Sum of roll of N dice

[Joe Horn]

(05-02-2018 07:01 AM)Jim Horn Wrote:  If you roll N six sided dice and put them next to each other and write down the values they show *minus 1* each, you'll get an N digit integer in base 6. All such 6^N integers are equally likely for fair dice. So, just find a random number from 0 to (6^N)-1, convert to base 6, add the sum of its digits plus N (to correct the "subtract 1 from each digit") and there you go: the sum of the six rolled dice with only one random number generation.

Of course, converting an integer to base 6 will likely require a loop which can do the running sum of the base 6 integer as it goes (N iterations needed). But still only involves a single random number generation to get all N random dice thrown.

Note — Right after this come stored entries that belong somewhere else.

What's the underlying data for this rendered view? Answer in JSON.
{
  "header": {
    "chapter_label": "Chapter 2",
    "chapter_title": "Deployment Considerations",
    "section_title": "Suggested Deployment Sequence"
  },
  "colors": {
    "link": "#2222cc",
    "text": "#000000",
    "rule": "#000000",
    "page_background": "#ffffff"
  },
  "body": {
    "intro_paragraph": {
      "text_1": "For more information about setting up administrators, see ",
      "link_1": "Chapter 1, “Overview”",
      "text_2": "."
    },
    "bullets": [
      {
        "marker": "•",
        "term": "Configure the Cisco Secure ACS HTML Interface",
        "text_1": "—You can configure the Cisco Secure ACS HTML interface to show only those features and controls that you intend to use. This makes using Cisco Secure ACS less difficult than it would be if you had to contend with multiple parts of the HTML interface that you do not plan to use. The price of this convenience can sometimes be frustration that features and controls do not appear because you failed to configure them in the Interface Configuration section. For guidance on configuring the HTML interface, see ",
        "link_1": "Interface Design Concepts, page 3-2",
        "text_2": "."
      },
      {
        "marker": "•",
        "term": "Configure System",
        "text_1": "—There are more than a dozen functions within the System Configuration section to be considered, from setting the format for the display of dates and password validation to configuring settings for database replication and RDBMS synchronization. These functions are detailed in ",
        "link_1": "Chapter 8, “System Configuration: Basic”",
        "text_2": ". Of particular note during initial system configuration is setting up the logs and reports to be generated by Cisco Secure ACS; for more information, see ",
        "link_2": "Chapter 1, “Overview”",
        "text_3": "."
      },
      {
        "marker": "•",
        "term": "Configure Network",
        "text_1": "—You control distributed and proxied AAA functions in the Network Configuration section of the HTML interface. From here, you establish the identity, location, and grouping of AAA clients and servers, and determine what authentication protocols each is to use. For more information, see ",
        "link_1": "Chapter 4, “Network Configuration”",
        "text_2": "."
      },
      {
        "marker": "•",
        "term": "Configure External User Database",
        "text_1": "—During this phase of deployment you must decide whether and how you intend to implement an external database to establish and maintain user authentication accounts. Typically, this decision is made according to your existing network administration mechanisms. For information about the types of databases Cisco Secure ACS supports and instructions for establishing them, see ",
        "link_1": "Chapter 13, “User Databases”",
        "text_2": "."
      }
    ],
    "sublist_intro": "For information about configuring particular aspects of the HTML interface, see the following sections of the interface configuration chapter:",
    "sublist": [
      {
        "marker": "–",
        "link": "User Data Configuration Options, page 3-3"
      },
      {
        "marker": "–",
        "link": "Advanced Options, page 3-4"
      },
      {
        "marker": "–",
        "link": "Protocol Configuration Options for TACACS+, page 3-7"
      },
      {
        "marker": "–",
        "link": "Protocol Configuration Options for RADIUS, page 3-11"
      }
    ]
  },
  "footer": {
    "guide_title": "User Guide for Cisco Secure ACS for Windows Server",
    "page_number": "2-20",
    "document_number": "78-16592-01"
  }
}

Oh my goodness, that is so cool! Thank you! <scampers off gleefully to code it>

(05-02-2018 10:54 AM)Gamo Wrote:  Our member Michaelzinn already solve this problem by using single Random with DSE Counter function.
Here is the link:
http://www.hpmuseum.org/forum/thread-10451.html

No, that program generates N random numbers and adds them up. That's not what we're looking for here. We're looking for a way to simulate getting the final total by generating only ONE random number. Jim's base 6 idea does that.